Still another object of the present invention is to provide a new and improved adjustable near-bit stabilizer that will remain undergage during sliding drilling in the presence of drill string torsional oscillations.
These and other objects are attained in accordance with the concepts of the present invention through the provision of a stabilizer apparatus that includes a tubular mandrel having means at its upper and lower ends for coupling it in a drill string immediately above the bit. If desired, the mandrel can house the thrust and radial bearings for the shaft that turns the drill bit. A tubular housing or sleeve is mounted on the mandrel for limited relative rotation and is formed with outwardly directed blades, each of which carries a vertically arranged set or series of pistons or buttons that can move between inner and outer positions. The rear faces of some of the pistons normally engage flat surfaces of the mandrel in a manner such that those pistons are retracted. Other pistons can be used which are biased outward at all times to provide friction drag forces against the well bore wall. The mandrel is provided with cam surfaces adjacent the flat so that when the housing is turned relative to the mandrel in one rotational direction, the pistons are extended to a full gage diameter. When the housing turns relative to the mandrel in the opposite rotational direction, the pistons can shift inward to an undergage diameter. When the pistons are retracted the housing and blades can be tilted to some extent within the borehole so as not to impede the establishment and use of a bend angle in the drilling process. During downward movement, the housing is automatically rotated to and held in its rotational orientation where the pistons are retracted. In another embodiment of the present invention, a hydraulic delay against relative rotation in one direction is provided so that during sliding drilling the pistons will remain undergage even though the lower portion of the drilling string undergoes torsional oscillations as the bit drills through the rocks.
The present invention has other objects, features and advantages which will become more clearly apparent in connection with the following detailed description of preferred embodiments, taken in conjunction with the appended drawings in which:
FIG. 1 is a schematic view of a well bore having a drill string including a downhole motor, a downhole adjustable bent housing, the adjustable near-bit stabilizer of the present invention, and a drill bit disposed therein;
FIG. 2 is a longitudinal sectional view, with portions in side elevation, of the present invention;
FIG. 3 is a full cross-section on line 3--3 of FIG. 2;
FIG. 4-7 are right side only sections taken on lines 4--4, 5--5, 6--6 and 7--7 of FIG. 2;
FIG. 8 is a developed, external plan view of a blade having a series of the stabilizer pistons therein;
FIG. 9 is a right side-only cross sectional view, with some parts exposed in elevation, of another embodiment of the present invention;
FIG. 10 is an enlarged, fragmentary cross-sectional view of a hydraulic delay piston; and
FIG. 11 is a developed plan view of the lug and channel control mechanism used in this embodiment.

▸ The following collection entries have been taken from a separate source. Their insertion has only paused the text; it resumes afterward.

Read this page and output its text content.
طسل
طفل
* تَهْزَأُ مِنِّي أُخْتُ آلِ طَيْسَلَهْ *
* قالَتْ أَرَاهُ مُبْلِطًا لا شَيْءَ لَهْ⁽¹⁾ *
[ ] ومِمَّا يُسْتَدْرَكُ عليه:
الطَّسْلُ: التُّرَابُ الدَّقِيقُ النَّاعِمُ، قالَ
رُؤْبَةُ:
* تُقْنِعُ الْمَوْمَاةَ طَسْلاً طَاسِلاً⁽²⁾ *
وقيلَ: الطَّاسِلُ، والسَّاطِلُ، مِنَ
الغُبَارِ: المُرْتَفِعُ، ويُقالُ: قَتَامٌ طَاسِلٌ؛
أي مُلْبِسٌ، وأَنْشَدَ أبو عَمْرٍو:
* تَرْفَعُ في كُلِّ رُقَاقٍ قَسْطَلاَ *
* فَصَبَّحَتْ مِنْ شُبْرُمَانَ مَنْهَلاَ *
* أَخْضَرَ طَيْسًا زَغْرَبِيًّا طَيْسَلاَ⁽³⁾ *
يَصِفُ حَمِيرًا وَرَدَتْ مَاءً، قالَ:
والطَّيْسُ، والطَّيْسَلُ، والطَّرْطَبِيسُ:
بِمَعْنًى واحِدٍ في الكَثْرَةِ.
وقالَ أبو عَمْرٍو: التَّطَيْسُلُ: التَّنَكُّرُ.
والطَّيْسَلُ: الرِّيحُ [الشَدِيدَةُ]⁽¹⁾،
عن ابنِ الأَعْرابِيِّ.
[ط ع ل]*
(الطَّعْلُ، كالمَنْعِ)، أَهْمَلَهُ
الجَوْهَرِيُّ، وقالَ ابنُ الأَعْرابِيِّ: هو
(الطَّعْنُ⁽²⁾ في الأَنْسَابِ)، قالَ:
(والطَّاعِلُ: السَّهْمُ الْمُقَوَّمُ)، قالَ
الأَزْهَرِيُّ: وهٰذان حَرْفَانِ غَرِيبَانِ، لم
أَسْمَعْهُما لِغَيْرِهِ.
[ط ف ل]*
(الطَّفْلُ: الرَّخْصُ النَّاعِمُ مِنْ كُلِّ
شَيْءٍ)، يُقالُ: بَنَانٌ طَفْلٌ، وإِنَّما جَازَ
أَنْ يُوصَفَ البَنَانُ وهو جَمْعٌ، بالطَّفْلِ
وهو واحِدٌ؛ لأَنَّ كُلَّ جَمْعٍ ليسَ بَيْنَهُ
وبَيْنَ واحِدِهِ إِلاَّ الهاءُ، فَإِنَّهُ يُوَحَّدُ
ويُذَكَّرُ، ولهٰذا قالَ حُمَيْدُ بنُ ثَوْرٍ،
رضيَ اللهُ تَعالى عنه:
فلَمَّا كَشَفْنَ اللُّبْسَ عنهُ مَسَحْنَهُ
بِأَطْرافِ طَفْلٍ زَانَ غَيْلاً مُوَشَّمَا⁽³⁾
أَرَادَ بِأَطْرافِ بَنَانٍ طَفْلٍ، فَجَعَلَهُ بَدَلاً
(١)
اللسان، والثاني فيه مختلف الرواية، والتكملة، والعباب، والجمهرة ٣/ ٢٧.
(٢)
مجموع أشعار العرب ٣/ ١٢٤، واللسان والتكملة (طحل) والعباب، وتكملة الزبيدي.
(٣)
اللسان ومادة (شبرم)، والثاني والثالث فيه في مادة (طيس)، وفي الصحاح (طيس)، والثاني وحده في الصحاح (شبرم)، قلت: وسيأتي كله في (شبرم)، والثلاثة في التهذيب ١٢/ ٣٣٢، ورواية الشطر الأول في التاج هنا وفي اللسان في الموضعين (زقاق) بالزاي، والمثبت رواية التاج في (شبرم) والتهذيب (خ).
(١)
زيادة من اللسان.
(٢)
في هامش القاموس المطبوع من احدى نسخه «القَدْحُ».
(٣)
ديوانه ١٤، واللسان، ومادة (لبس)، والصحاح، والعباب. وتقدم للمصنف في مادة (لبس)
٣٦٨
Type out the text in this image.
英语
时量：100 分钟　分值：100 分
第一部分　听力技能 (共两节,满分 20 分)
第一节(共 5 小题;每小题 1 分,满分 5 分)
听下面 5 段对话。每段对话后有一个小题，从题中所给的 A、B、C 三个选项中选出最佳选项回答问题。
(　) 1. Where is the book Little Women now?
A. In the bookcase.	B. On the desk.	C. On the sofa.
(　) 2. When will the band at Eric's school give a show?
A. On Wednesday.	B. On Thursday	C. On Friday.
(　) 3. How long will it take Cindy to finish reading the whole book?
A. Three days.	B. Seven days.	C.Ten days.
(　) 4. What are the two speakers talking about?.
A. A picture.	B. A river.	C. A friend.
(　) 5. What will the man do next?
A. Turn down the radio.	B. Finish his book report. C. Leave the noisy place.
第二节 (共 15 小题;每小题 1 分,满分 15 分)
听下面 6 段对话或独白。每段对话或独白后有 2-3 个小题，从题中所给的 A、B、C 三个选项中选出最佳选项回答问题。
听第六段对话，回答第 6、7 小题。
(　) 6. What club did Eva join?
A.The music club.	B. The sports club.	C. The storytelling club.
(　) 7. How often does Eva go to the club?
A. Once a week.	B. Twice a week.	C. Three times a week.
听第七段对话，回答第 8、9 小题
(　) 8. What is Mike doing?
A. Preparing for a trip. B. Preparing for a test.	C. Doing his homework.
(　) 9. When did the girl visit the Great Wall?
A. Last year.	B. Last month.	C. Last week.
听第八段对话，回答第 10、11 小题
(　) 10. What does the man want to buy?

Referring initially to FIG. 1, a drill string including a section of drill pipe 10 and a length of drill collars 11 is shown positioned in a well bore 17. A downhole motor power section 12 is attached to the lower end of the collars 11, and the lower end of the power section 12 is connected to a bent housing assembly 13. A near bit stabilizer and bearing assembly 14 that is constructed in accordance with an embodiment of this invention is attached below the bent housing assembly 13. A spindle 19 that rotates the rock bit 15 in order to drill the borehole extends out the lower end of the stabilizer 14. Drilling fluids that are circulating by mud pumps at the surface down the pipe 10 and the collars 11 cause the rotor of the power section 12 to spin and such rotation is coupled to the spindle 19 by a drive shaft having cardan-type universal joints at each end. The drilling fluids are exhausted through nozzles, or jets, in the bit 15, and circulate upward to the surface through the annulus 18. As disclosed and claimed in copending U.S. application Ser. No. 649,107, filed concurrently herewith and assigned to the assignee of this invention and incorporated herein by reference, the bent housing assembly 13 can be adjusted downhole from one condition where the bit 15 will drill straight ahead, to another condition that produces a bend angle in the motor housing so that the bit will tend to drill along a curved path. The assembly 13 can be repositioned in its original configuration for straight-ahead drilling as desired. Although other tools could be used to establish a bend angle either in the housing of the motor 12 or in the drill string thereabove, the apparatus disclosed in said application is preferred.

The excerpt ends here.